Computer Laboratory for Granular Physics Studies
[ Home ] [ Software and Programming Resources ] [ Simulations ]
Granular materials involve a host of operations as part of the normal functioning of society. Example operations include the cultivation and shipping of huge volumes of construction materials (sand, gravel), agricultural and industrial processing of bulk goods (grains, nuts), and even the manipulation of soils upon which all buildings and infrastructure reside. Potentially vast improvements to society can be realized by gaining new insights into the behavior of granular materials, and corresponding gains in efficiency for said operations. The Computer Laboratory for Granular Physics Studies focuses on advancing the understanding of the fundamental nature of interactions between granular objects. Particular emphases are placed on characterizing the phenomenon of friction for granular soils and for modeling the introduction of structural objects into granular media across multiple scales. The laboratory aims to leverage such advances toward improving civil, industrial, and materials engineering processes.

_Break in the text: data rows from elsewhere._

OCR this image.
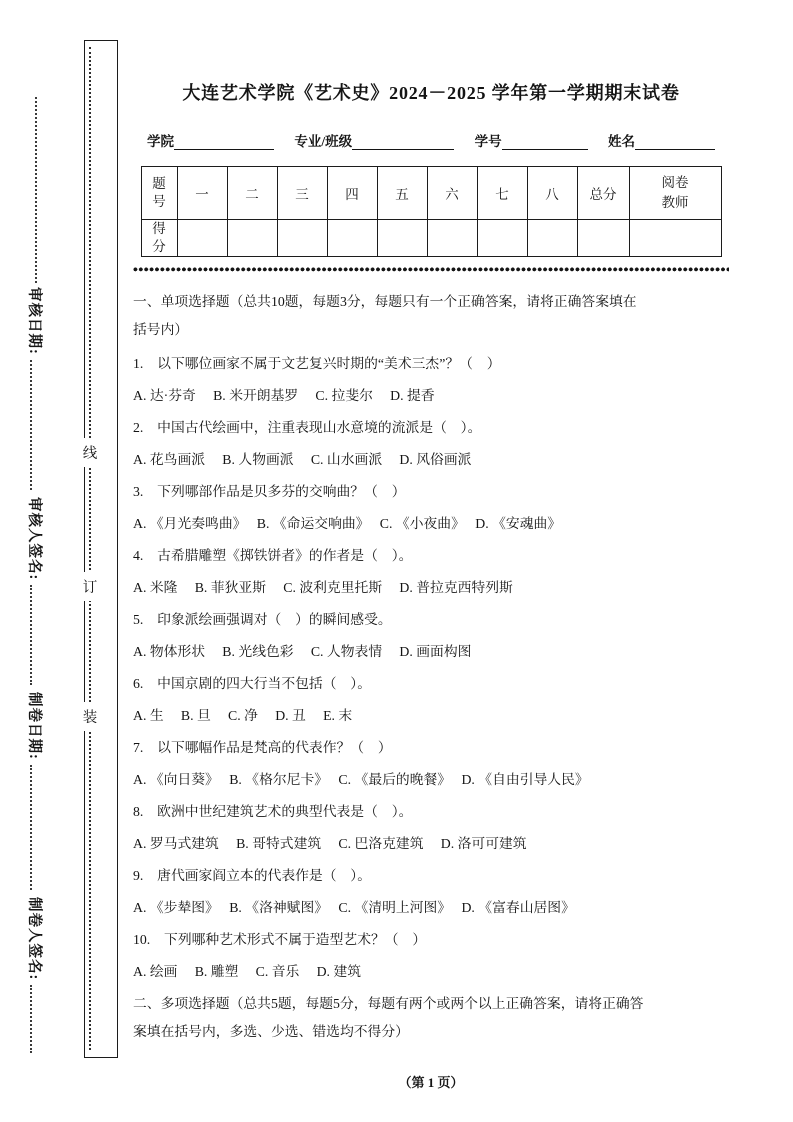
审核日期:
审核人签名:
制卷日期:
制卷人签名:
线
订
装
大连艺术学院《艺术史》2024－2025 学年第一学期期末试卷
学院	专业/班级	学号	姓名
题号	一	二	三	四	五	六	七	八	总分	阅卷教师
得分										

一、单项选择题（总共10题，每题3分，每题只有一个正确答案，请将正确答案填在
括号内）

1.　以下哪位画家不属于文艺复兴时期的“美术三杰”？（　）

A. 达·芬奇　 B. 米开朗基罗　 C. 拉斐尔　 D. 提香

2.　中国古代绘画中，注重表现山水意境的流派是（　）。

A. 花鸟画派　 B. 人物画派　 C. 山水画派　 D. 风俗画派

3.　下列哪部作品是贝多芬的交响曲？（　）

A. 《月光奏鸣曲》　 B. 《命运交响曲》　 C. 《小夜曲》　 D. 《安魂曲》

4.　古希腊雕塑《掷铁饼者》的作者是（　）。

A. 米隆　 B. 菲狄亚斯　 C. 波利克里托斯　 D. 普拉克西特列斯

5.　印象派绘画强调对（　）的瞬间感受。

A. 物体形状　 B. 光线色彩　 C. 人物表情　 D. 画面构图

6.　中国京剧的四大行当不包括（　）。

A. 生　 B. 旦　 C. 净　 D. 丑　 E. 末

7.　以下哪幅作品是梵高的代表作？（　）

A. 《向日葵》　 B. 《格尔尼卡》　 C. 《最后的晚餐》　 D. 《自由引导人民》

8.　欧洲中世纪建筑艺术的典型代表是（　）。

A. 罗马式建筑　 B. 哥特式建筑　 C. 巴洛克建筑　 D. 洛可可建筑

9.　唐代画家阎立本的代表作是（　）。

A. 《步辇图》　 B. 《洛神赋图》　 C. 《清明上河图》　 D. 《富春山居图》

10.　下列哪种艺术形式不属于造型艺术？（　）

A. 绘画　 B. 雕塑　 C. 音乐　 D. 建筑

二、多项选择题（总共5题，每题5分，每题有两个或两个以上正确答案，请将正确答
案填在括号内，多选、少选、错选均不得分）

（第 1 页）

The Computer Laboratory for Granular Physics Studies maintains access to two high-performance computing setups. The vehicle for carrying out all numerical simulations that require massively parallel processing (MPP) is a 384 normalized processing unit (NPU) compute cluster for sole use by the research team. The cluster administration is handled by the High Performance Computing (HPC) Center on the University of Florida campus. In this context, NPU denotes the use of a physical 64-bit architecture core with processing speeds ranging from 2.0 GHz to 3.3 GHz, drawn from a pool of 32,000 cores and a practically arbitrary number of compute nodes. For each node selected in carrying out a simulation, up to 2 GB of RAM can be utilized. For all numerical simulations that are better suited for shared memory processing (SMP), two 48-core Intel(R) Xeon® 2.30 GHz workstations, where each workstation is fitted with 64 GB of RAM.